Circumcision and faith ….. ….part 1 facts and (dis)figures

The percentage of men in America that are circumcised is currently 81 percent according to the Centers for Disease Control and Prevention. The CDC found the circumcision rate in newborns has declined slightly from 83 percent from the study done in the 1960s. The question in my mind is why, not why has it declined, but why so high a percentage.

The procedure is most often an elective surgery performed on babies and children for religious and cultural reasons. In other cases it may be done as a treatment for a condition or for preventative reasons. Let’s deal with the second issue first, medically speaking,baby newborn sleeping on parents hands, kid and family concept is it a must?

Medically, it is a treatment option for problematic cases of phimosis, balanoposthitis that does not resolve with other treatments, and chronic urinary tract infections (UTIs). Having been circumcised at birth I did not have the option to choose otherwise and have been fortunate enough to never have had suffered from these three issues.

Phimosis is an unusually tight foreskin that cannot be drawn back from the head of the penis resulting in painful erections and multiple cases of infection and occurs in less than one percent of those uncircumcised. Defined as the inflammation of the foreskin and glans in uncircumcised males, balanoposthitis occurs over a wide age range and may have any of multiple bacterial or fungal origins or be caused by contact dermatitis and occurs in less than three percent of uncircumcised men.

So, in looking at the population of approximately 119 million men in America, today we can estimate 15.5 million are uncircumcised and roughly 150-350,000 are at risk for one of these conditions. Not wanting to have either of these conditions myself I can see the logic, yet this seems to be an aggressive number of procedures for such a small percentage of occurrences. We will leave that part to the world of medicine and move on.

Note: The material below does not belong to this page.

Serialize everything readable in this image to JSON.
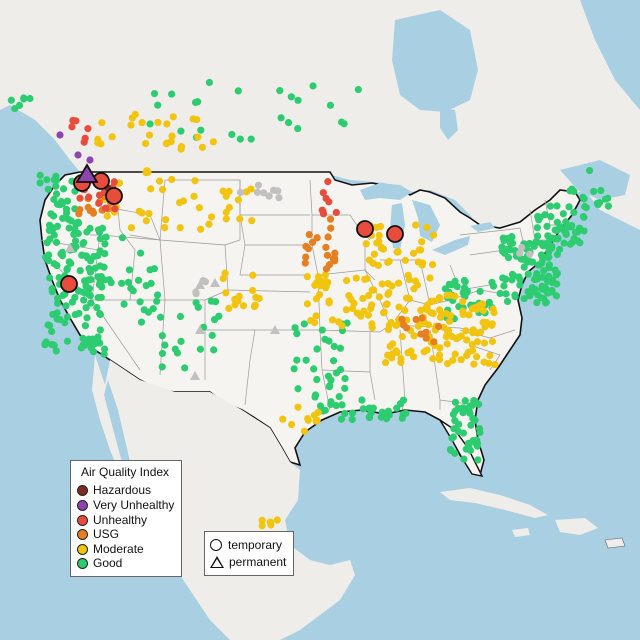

Where did we get the idea to start lobbing off parts anyway? I am not real fond of my littlest toe as it can find a table leg faster than I can find the remote, but, I am not about to go after it with a knife. In his 1891 work History of Circumcision, physician Peter Charles Remondino suggested that it began as a less severe form of emasculating a captured enemy: penectomy or castration would likely have been fatal, while some form of circumcision would permanently mark the defeated yet leave him alive to serve as a slave.

According to secular historians, “evidence suggests that circumcision was practiced in the Arabian Peninsula by the 4th millennium BCE, when the Sumerians and the Semites moved into the area that is modern-day Iraq. The earliest historical record of circumcision comes from Egypt, in the form of an image of the circumcision of an adult carved into the tomb of Ankh-Mahor at Saqqara, dating to about 2400–2300 BCE.”

Circumcision did not become a common medical procedure in the world until the late 19th century when British and American doctors began recommending it primarily as a “deterrent to masturbation”. Deciding which is more debilitating? It seems rather obvious to me but then again I am not a doctor and I don’t even play one on TV.

In the book. Human Sexuality: An Encyclopedia, by Vern & Bonnie Bullough (1994) “Prior to the 20th century, masturbation was believed to be the cause of a wide range of physical and mental illnesses including epilepsy, paralysis, impotence, gonorrhea, tuberculosis, feeblemindedness, and insanity.” While the most reliable source, mom and dad, said I would go blind.

After a brief (not boxers) introduction to circumcision we find only 1 in 800 need it medically outside of Bullough’s findings. Can we then say that the majority of circumcision is based on personal and spiritual belief systems? I would say yes.

Circumcision is very important to most branches of Judaism the basis for its observance is found in the Torah of the Hebrew Bible, in Genesis chapter 17, in which a covenant of circumcision is made with Abraham and his descendants. Although there is some debate within Islam over whether it is a religious requirement, circumcision (called khitan) is practiced nearly universally by Muslim males. Islam bases its practice of circumcision on the Genesis 17 narrative, the same Biblical chapter referred to by Jews. Many tribal groups use circumcision for rights of passage, tradition, purification, or it may be interpreted as a mark of subjugation.